The position of the fool is split: into the bare actor and the singer (Matthew Newlin), whose textual content consists solely of “Oh”, however who, as a revenant of the younger director, controls the motion on stage in a black outfit with a wool cap and necklace. In the second act he acts as an emcee and, based mostly on Dante, declares 5 (hell) circles for the damaging life with the fool. It isn’t advised chronologically, and the protagonists are additionally divided into contributors and observers of themselves.
As quickly as the lady studying Proust (with a convincing soprano: Susanne Elmark) declares that she was “cruelly murdered”, the fool alias Serebrennikov breaks by means of the again wall of the stage into the white lecture corridor, on the steps of which the choir has taken its place (stage design collaboration: Olga Pavluk). . He slowly works his manner ahead, trying to find his second self. She results in an after-image that’s as spiritual as it’s sexually oriented: the singer holds the bare man within the pose of Michelangelo’s Adam on his lap, shut behind him stands “I” – a mix of Pietà and male Anna herself. The two idiots then deal with one another to a pas de deux. This manufacturing isn’t about censorship, however concerning the open manipulation of the piece to glorify homosexuality.
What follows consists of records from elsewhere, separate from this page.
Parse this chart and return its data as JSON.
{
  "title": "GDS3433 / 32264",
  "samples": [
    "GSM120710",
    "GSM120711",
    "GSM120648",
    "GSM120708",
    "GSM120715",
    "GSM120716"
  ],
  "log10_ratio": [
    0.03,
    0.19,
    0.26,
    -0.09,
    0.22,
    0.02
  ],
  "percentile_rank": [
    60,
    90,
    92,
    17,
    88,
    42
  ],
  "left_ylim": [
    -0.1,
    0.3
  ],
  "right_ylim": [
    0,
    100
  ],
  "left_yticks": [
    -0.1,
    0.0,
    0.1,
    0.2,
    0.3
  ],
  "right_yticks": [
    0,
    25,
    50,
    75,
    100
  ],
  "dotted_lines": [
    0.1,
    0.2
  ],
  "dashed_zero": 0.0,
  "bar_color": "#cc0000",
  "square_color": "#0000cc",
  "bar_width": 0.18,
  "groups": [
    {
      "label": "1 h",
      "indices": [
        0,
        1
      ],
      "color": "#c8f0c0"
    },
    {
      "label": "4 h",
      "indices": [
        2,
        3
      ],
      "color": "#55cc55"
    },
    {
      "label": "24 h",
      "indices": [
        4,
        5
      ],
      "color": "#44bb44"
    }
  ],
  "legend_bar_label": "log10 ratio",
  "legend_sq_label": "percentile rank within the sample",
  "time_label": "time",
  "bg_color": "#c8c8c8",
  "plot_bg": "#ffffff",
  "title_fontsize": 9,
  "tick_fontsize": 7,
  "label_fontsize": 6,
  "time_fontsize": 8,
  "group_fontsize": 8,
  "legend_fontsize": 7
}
It culminates within the blasphemous canonization of the bare man with a halo in a slowly rotating show case, half monstrance, half tabernacle.
Now it may be argued that homosexuality remains to be suppressed in Russia, and never solely there. Furthermore, homosexuality is already a difficulty with Yerofeev and can also be coupled with contempt for ladies. The program booklet absolutely agrees with him and quotes from his “Male Wealth”: The man is “terribly stunning. What’s extra, its magnificence has nothing comparable in dwelling nature.” The poor peacocks! The poor women!
But Serebrennikov derives his egocentrism from Schnittke’s music: it is very flexible and allows a lot of freedom. Otherwise he often finds the music in the opera to be “constricting” and literally complains that he has to “serve the musical narrative”. He can’t completely ignore it in Schnittke either, firstly in the tango scene, in which a child plays the violin on stage without any fear (Mykola Pososhko). On the other hand, when Schnittke quotes Lenin’s favorite song “There was a birch tree within the discipline” – Peter Tchaikovsky had already used it in his fourth symphony – and a tree trunk wanders through the choir rows. Apart from that, Serebrennikov does everything that distracts from the music: a packed stage that is hard to miss, choir actions, video recordings, illuminated letters, shower orgies, a gray painting with a bloody central stripe so that “I” can feel like Renoir.
But perhaps it is also due to the music itself, which Jonathan Stockhammer holds together at the Philharmonia Zurich’s podium in its mixture of dullness, parody, film music, echoes of the Internationale, march-like stomping, chamber music solos, joyful dances and screams, that you feel the whole thing as something ticked off when it’s getting old. Only the freely added humming chorus “Autumn” from Schnittke’s film music for “Agonie”, on the very finish, dispels the skepticism.